Durante a leitura por vezes achei que aconteceria algo de especial, que ele retrataria as passagens obscuras de modo cruel e as passagens positivas repletas de luz. Porém o que vemos é algo sem sal nem pimenta (embora bem desenhado - até demais para um artista alternativo que visa, principalmente, utilizar-se da arte apenas para deixar uma mensagem). Do meio para frente, já sabemos que não teremos nenhuma surpresa e a leitura chega a ficar cansativa. Vamos ao fim apenas por uma certa esperança de algo vire do avesso, porém não é isto que acontece.
Em contrapartida, o livro é luxuoso, de primeira linha, sendo que o trabalho editorial por parte Conrad merece nota dez! A capa é simples e linda, há diversas notas explicativas - principalmente relacionada à tradução original - tanto entre os quadros como no final do livro, além de comentários do próprio autor. Na prateleira, este é um livro que se destaca dos demais. Pela arte, o livro também se salva. Porém, ao lermos, a experiência é que "já vimos este filme antes", mesmo tratando-se de um livro.
Gênesis
Robert Crumb
Editora Conrad
1ª edição - 2009 - 210 páginas
Como você disse, "o autor não agrada nem à gregos nem à troianos", e acho que foi precisamente isso que Crumb queria. Ele se manteve (quase) imparcial, mesmo sendo ateu (a verdade é que se atentar as ilustrações, em relação ao texto elas procuram demonstrar certas passagens de forma cômica ao menos). Mas bem, de qualquer modo ele buscou a imparcialidade com o propósito de comparar sua obra a muitas outras interpretações do Gênesis feitas por religiosos. Li um comentário dele na revista Piauí, sobre esse trabalho, onde contava exatamente isso, como tantos (senão todos) resumos ou textos ilustrados da Bíblia, feitos por religiosos, cometem o erro atroz de ter (mais) ficção acrescida a narrativa, além de excluir fatos importantes ou traduzir livremente com base somente na opinião do autor, ou da instituição que ele representa. Crumb quis apenas que sua obra fosse comparada em seriedade a outras da mesma linha. Desbancando ainda mais instituições e autores religiosos do que se procurasse representar suas próprias interpretações. Afinal, quem realmente está respeitando os escritos bíblicos, um ateu ao representá-lo sem falhas, ou um religioso ao pregar sua própria visão distorcendo os escritos originais?... Agora me diz se pensar assim não o faz rir :)
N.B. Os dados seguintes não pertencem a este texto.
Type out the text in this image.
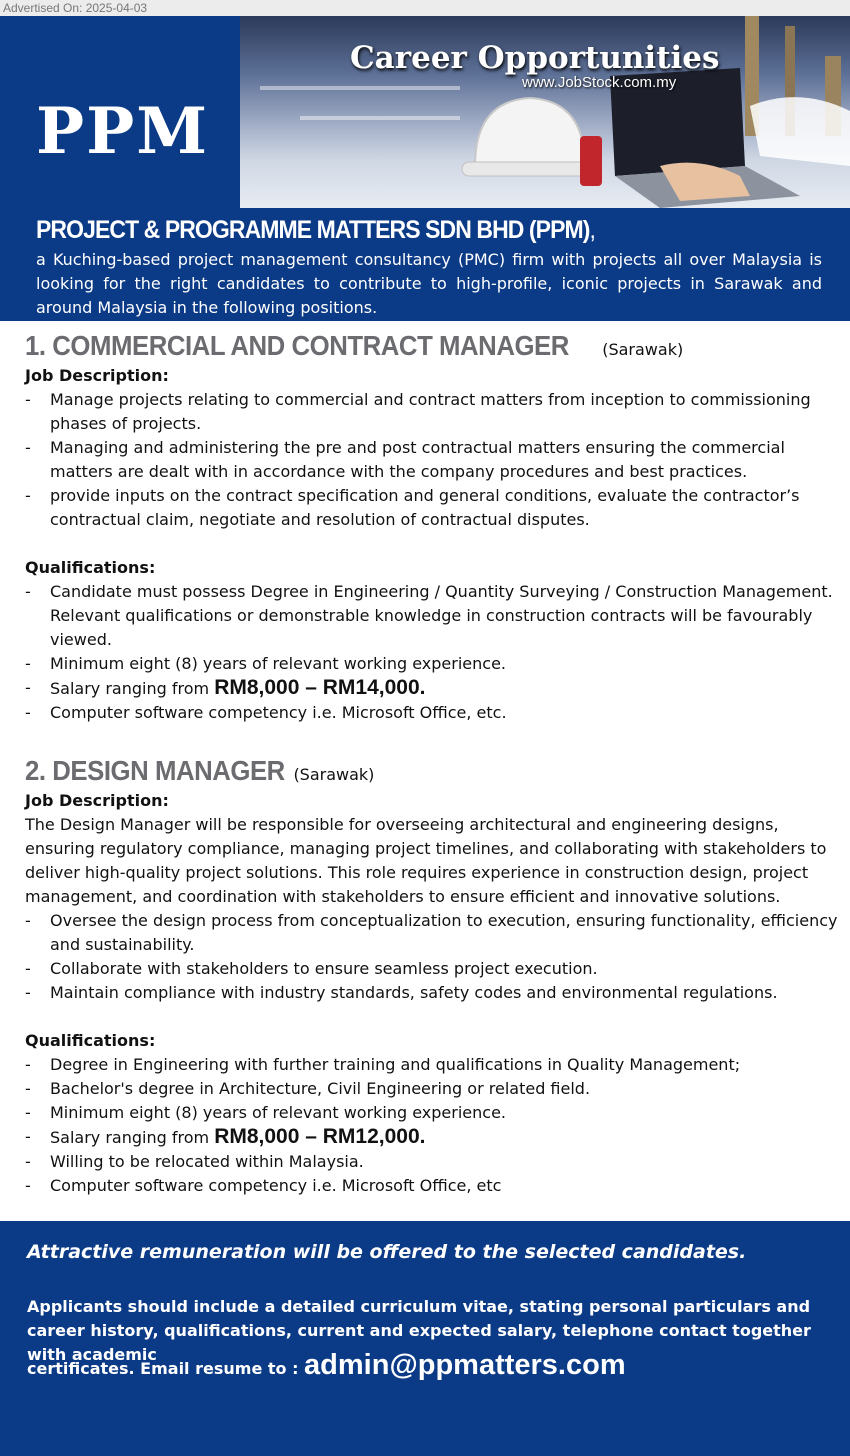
Advertised On: 2025-04-03
PPM
Career Opportunities
www.JobStock.com.my
PROJECT & PROGRAMME MATTERS SDN BHD (PPM),
a Kuching-based project management consultancy (PMC) firm with projects all over Malaysia is looking for the right candidates to contribute to high-profile, iconic projects in Sarawak and around Malaysia in the following positions.
1. COMMERCIAL AND CONTRACT MANAGER (Sarawak)
Job Description:
- Manage projects relating to commercial and contract matters from inception to commissioning phases of projects.
- Managing and administering the pre and post contractual matters ensuring the commercial matters are dealt with in accordance with the company procedures and best practices.
- provide inputs on the contract specification and general conditions, evaluate the contractor’s contractual claim, negotiate and resolution of contractual disputes.
Qualifications:
- Candidate must possess Degree in Engineering / Quantity Surveying / Construction Management. Relevant qualifications or demonstrable knowledge in construction contracts will be favourably viewed.
- Minimum eight (8) years of relevant working experience.
- Salary ranging from RM8,000 – RM14,000.
- Computer software competency i.e. Microsoft Office, etc.
2. DESIGN MANAGER (Sarawak)
Job Description:
The Design Manager will be responsible for overseeing architectural and engineering designs, ensuring regulatory compliance, managing project timelines, and collaborating with stakeholders to deliver high-quality project solutions. This role requires experience in construction design, project management, and coordination with stakeholders to ensure efficient and innovative solutions.
- Oversee the design process from conceptualization to execution, ensuring functionality, efficiency and sustainability.
- Collaborate with stakeholders to ensure seamless project execution.
- Maintain compliance with industry standards, safety codes and environmental regulations.
Qualifications:
- Degree in Engineering with further training and qualifications in Quality Management;
- Bachelor's degree in Architecture, Civil Engineering or related field.
- Minimum eight (8) years of relevant working experience.
- Salary ranging from RM8,000 – RM12,000.
- Willing to be relocated within Malaysia.
- Computer software competency i.e. Microsoft Office, etc
Attractive remuneration will be offered to the selected candidates.
Applicants should include a detailed curriculum vitae, stating personal particulars and career history, qualifications, current and expected salary, telephone contact together with academic
certificates. Email resume to : admin@ppmatters.com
ResponderExcluirOlá Thiago! Concordo que esta foi a intenção do autor - e ele atingiu seus objetivos com maestria. O que eu não entendo é por que tanto reboliço, visto que o álbum nem de longe é polêmico. Como você mesmo diz, ali esta o desenho nu e cru de algo que não foi interpretado, apenas desenhado.
ResponderExcluirPorém quando encontramos a obra de um artista do calibre de Crumb esperamos por cenas fortes e acidez. Ainda mais que a midia especializada noticiou diversas polêmicas envolvendo as diversas crenças, porém não é este o caso. Fiquei com uma sensação de "tantos comentários por isto?"
Crumb fez nestes quadrinhos algo que já havia sido feito no cinema em outras ocasiões e mesmo em outros livros ilustrados temáticos, por isto digo que não houve inovação. Mas sendo a criação proposital, claro que ele foi 100% eficiente, pois se manteve fiel a risca.
Obrigado por seu comentário! Espero que você retorne em outras ocasiões!